There hasn't been a Republican primary for supervisor in Orchard Park in 20 years.
And rather than two party insiders battling it out Tuesday, this primary is between a retired dentist who is the incumbent and a contractor who has party leaders scratching their heads because they don't know much about him.
Supervisor Patrick J. Keem and Edward M. Shanahan have some things in common: they own or have owned businesses, have worked in the construction industry, grew up in Cheektowaga and never set out to be political.
But then the stories diverge.
Keem , 67, the founder and former owner of a dental office in East Aurora who moved to Orchard Park in 2005, is seeking a second term and he has the endorsement of the Orchard Park GOP Committee.
Shanahan, 32, the owner of several contracting businesses, a compost site in Buffalo and a property management business, survived the GOP committee's challenge of the signatures on his petition. He sees his campaign as his way of applying for the job.
There is no Democratic candidate, so the primary winner is the presumed winner in the November general election.
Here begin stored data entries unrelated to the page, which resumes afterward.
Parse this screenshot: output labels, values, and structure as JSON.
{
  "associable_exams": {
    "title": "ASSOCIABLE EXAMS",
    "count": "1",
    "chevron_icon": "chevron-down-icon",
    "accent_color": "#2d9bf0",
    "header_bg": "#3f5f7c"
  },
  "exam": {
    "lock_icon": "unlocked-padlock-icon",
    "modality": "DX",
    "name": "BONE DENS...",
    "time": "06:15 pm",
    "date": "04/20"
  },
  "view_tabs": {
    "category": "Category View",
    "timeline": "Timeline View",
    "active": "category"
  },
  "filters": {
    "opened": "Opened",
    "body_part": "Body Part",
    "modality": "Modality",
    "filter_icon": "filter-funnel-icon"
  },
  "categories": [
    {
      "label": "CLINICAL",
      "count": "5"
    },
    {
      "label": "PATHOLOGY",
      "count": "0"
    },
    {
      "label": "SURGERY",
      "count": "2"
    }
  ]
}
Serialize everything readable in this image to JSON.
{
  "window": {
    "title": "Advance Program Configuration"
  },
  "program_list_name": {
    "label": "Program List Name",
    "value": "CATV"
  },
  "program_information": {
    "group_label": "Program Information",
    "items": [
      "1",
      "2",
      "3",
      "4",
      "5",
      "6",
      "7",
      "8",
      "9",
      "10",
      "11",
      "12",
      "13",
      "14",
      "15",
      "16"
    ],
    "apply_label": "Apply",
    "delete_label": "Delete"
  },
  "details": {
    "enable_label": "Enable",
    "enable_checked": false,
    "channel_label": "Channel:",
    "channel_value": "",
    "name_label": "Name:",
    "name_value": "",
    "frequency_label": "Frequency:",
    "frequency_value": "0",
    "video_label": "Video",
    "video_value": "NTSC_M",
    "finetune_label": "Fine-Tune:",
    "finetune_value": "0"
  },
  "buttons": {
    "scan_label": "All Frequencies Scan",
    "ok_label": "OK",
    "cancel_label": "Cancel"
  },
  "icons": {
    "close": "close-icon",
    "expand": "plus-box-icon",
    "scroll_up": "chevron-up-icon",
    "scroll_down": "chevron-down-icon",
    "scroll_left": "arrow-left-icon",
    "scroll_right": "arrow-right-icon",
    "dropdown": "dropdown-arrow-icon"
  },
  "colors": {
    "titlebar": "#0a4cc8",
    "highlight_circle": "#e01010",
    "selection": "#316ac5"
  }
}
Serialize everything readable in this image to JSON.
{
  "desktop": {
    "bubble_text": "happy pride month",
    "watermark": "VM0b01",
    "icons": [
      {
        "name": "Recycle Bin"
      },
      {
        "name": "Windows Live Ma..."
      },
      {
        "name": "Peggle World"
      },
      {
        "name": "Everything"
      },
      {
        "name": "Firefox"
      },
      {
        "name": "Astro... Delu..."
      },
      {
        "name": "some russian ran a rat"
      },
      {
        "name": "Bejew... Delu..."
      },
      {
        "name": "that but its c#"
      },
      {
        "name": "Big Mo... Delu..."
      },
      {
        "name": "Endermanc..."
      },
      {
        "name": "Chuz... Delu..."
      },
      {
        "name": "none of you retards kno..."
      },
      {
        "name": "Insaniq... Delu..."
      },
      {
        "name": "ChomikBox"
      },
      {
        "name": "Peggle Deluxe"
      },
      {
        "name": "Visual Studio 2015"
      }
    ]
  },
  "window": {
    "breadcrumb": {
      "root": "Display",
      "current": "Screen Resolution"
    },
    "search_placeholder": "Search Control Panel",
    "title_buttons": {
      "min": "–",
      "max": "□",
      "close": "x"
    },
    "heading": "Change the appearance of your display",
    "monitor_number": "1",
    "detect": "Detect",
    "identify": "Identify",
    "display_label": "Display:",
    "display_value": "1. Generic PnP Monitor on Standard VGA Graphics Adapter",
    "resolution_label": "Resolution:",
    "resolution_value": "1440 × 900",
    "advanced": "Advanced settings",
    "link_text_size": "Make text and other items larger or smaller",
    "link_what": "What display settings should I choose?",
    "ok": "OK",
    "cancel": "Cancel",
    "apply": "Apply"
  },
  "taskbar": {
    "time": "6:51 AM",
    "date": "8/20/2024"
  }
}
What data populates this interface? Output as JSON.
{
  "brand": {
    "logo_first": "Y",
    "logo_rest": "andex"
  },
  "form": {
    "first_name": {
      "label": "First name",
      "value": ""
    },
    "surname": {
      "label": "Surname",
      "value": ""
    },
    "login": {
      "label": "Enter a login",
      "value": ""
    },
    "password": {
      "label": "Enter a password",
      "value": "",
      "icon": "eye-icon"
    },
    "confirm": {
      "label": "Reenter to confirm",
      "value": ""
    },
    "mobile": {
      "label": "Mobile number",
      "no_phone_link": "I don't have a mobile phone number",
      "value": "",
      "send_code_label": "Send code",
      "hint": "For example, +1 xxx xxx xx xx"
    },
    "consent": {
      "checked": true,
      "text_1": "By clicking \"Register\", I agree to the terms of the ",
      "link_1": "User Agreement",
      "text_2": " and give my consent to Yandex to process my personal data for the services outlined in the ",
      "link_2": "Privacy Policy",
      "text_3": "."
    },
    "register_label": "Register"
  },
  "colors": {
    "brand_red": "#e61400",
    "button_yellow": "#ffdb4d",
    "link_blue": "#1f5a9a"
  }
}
Keem said he has managed the town finances well, borrowing money for the Green Lake dam project at a low 2.44 percent interest rate. The dam project was completed under his watch and the town is moving ahead with the long-discussed community center.
Shanahan said he does not like the way the Town Board responds to residents, particularly at Town Board meetings.
"Just the way they treat the people, the residents, the people they work for, is unacceptable to me," he said.
"I think we're very respectful when people speak at our meetings," Keem said.
Shanahan did not file financial disclosure reports, which are required by law to be filed 32 days and 11 days before the primary, until Friday. He said he has contributed $8,000 of his own money and spent $2,524 on the campaign. He has some campaign signs and literature, and polished videos on his website.
And he ran afoul of an unwritten rule in Orchard Park politics: Party leaders have a long-standing agreement not to erect political signs to reduce clutter. Shanahan said no one told him about that policy, and a number of his signs have disappeared. Town Building Inspector Andrew Geist said he has asked residents to move a few signs back from the right of way and he removed one after it was returned to the right of way.
Keem has filed the required reports, and they show he has spent just over $11,000 on his campaign as of Sept. 1. He raised about $10,000, and had about $7,600 left over from his last campaign.
Keem's name will be on the Independence, Conservative and Reform parties lines in November, while Shanahan will appear on the Orchard Park's Voice party.